Every fibre of his body was repulsed by what his Southern Baptist background taught him to believe was wrong. And yet he realised that the privilege of occupying arguably the most powerful position in the world did not extend to imposing his deeply held beliefs on others, whose values were different.
I have been given the opportunity to submit a paper to one of our political parties on the subject of same-sex marriages. Like Jimmy Carter, my upbringing tells me it is just plain wrong. Marriage is the union of a man and a woman, but David Cameron favours redefining marriage as the union of two people and, like it or not, it is coming our way.
The ultimate question we who have a view will have to ask is this: is there a difference between standing up for what you believe and unfair discrimination? Do we have the right to impose our views on others who do not share our religious beliefs, our view of morality and our cultural norms and values? And surely leadership must come into it? Or does it?
In other words, while we must strive to maintain freedom of religion: that is, freedom to worship and live in accordance with our beliefs, it is equally important to recognise that there are those who are entitled to freedom from religion.

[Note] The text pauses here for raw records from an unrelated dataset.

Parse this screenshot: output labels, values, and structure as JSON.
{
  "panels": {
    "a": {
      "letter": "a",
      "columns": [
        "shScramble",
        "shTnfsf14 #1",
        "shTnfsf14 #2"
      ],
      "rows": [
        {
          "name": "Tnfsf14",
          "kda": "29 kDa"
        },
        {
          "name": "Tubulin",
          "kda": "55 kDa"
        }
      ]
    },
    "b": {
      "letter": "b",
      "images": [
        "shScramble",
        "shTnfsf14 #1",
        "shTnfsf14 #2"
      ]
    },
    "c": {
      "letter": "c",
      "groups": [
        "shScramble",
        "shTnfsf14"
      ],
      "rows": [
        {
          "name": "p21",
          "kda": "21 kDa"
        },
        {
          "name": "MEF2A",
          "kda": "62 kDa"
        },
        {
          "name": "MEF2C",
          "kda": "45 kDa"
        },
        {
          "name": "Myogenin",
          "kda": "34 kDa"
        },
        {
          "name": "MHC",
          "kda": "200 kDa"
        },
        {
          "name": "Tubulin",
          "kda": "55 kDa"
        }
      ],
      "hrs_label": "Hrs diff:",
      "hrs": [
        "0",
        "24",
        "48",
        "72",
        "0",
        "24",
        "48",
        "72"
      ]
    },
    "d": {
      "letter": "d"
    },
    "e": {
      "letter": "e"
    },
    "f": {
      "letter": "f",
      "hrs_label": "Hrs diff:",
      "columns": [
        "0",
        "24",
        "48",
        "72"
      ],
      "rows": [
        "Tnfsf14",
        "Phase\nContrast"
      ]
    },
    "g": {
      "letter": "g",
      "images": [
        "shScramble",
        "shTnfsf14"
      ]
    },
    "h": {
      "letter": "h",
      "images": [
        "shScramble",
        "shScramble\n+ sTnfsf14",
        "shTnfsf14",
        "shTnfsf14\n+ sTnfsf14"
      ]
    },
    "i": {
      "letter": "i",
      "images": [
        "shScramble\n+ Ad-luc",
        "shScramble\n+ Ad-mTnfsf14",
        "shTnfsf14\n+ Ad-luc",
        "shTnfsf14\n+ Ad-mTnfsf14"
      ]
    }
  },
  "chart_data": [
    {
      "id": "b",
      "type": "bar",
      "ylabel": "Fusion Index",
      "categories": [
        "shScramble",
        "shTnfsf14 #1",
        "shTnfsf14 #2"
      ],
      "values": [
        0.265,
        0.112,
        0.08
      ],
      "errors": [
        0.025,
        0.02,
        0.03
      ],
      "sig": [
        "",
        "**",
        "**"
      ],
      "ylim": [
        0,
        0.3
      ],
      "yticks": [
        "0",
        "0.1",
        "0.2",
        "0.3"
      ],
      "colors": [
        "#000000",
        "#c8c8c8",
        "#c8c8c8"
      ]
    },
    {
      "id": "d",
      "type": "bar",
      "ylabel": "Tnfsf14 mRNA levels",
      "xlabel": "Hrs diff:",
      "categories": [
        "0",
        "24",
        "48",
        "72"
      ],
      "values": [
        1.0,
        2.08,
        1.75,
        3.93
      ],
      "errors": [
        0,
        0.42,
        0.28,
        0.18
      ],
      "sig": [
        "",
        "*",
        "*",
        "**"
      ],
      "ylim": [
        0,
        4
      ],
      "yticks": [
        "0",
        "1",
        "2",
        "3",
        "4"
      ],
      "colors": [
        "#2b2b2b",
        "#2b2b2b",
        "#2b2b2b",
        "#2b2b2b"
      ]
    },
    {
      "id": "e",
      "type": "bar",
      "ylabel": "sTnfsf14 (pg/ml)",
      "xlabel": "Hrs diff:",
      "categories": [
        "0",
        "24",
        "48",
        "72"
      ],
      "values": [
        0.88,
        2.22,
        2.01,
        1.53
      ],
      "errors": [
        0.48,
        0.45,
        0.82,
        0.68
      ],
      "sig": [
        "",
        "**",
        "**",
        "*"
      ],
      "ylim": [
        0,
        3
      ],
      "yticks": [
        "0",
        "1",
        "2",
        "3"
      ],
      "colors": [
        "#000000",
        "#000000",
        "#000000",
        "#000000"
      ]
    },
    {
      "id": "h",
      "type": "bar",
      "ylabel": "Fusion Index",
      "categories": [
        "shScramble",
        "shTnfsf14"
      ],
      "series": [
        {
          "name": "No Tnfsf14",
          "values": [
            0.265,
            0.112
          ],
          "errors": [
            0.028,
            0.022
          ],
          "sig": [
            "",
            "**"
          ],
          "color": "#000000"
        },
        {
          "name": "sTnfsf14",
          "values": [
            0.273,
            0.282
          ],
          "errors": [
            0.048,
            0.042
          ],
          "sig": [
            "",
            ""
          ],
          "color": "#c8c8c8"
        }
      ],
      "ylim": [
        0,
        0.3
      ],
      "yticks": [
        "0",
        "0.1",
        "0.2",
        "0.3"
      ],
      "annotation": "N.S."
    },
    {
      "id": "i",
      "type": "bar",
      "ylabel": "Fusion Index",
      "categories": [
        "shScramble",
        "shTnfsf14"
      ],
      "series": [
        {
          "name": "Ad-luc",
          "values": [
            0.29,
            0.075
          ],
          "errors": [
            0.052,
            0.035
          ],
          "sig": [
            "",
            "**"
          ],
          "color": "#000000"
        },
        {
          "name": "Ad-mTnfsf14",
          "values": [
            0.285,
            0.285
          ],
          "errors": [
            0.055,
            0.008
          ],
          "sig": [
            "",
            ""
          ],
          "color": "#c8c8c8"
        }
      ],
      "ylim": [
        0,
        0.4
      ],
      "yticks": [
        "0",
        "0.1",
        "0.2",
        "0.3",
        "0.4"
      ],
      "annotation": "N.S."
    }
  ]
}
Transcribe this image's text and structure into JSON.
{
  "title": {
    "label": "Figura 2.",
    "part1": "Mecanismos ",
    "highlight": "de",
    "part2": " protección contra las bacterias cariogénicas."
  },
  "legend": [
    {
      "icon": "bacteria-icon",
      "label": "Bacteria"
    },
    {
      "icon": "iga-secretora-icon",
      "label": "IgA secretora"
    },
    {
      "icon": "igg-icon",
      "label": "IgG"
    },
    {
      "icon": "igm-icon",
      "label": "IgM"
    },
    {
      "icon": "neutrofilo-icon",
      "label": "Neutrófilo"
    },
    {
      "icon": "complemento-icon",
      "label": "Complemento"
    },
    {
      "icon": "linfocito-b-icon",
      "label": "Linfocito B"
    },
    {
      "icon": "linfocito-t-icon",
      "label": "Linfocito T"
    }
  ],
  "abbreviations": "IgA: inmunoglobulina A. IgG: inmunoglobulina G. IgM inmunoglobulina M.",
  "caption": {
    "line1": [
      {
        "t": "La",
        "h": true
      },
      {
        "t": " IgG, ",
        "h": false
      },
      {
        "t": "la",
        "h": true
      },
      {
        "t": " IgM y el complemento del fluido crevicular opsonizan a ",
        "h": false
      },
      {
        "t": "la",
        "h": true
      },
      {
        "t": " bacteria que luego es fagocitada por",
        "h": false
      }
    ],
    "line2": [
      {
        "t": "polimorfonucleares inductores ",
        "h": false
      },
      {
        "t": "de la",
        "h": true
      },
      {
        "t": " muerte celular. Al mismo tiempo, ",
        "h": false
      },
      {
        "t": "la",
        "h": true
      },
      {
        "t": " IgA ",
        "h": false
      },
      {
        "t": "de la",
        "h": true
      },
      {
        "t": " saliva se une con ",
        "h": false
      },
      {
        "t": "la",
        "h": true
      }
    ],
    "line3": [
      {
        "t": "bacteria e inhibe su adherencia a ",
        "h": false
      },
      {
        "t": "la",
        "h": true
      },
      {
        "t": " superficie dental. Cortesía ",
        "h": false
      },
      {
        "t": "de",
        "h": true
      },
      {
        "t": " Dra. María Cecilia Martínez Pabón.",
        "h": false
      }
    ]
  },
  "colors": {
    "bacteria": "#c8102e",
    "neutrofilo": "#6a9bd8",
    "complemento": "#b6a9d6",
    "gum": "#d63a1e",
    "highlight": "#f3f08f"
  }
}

Put another way: where does one individual’s freedom begin and another’s end? For example, if a church-going member of the public - not to mention a pastor, priest or vicar - is offended by the prospect of the marriage of two men or two women, do the rights of the gay couple to have their union solemnised in a church completely supersede the rights of others to stand by their principles? Could it be that, as in the old movie Fiddler on The Roof, there comes a point when you have to say: ‘No! There is no other hand!’
However secular our society becomes, there must be a point beyond which we do not go. Morality might be relative, but it is a factor and it should not be ignored for that reason.
Add to this the requirements of Section 75 of the Northern Ireland Act 1998 - ‘... to have due regard to the need to promote equality of opportunity between persons of different religious belief, political opinion, racial group, age, marital status or sexual orientation’ – and the position appears to be quite clear.
But it’s far from clear!
For me, I can only say that I cannot support the introduction of same-sex marriages, but on the other hand if two unrelated people - two men, or two women - want to be seen as a married couple, is it any of my business?
Therefore, the only fair and mature conclusion available to us is that while we are entitled to believe what we believe, we are not entitled to impose our values and beliefs on others, and that’s a balance not too hard to strike. But what do you think?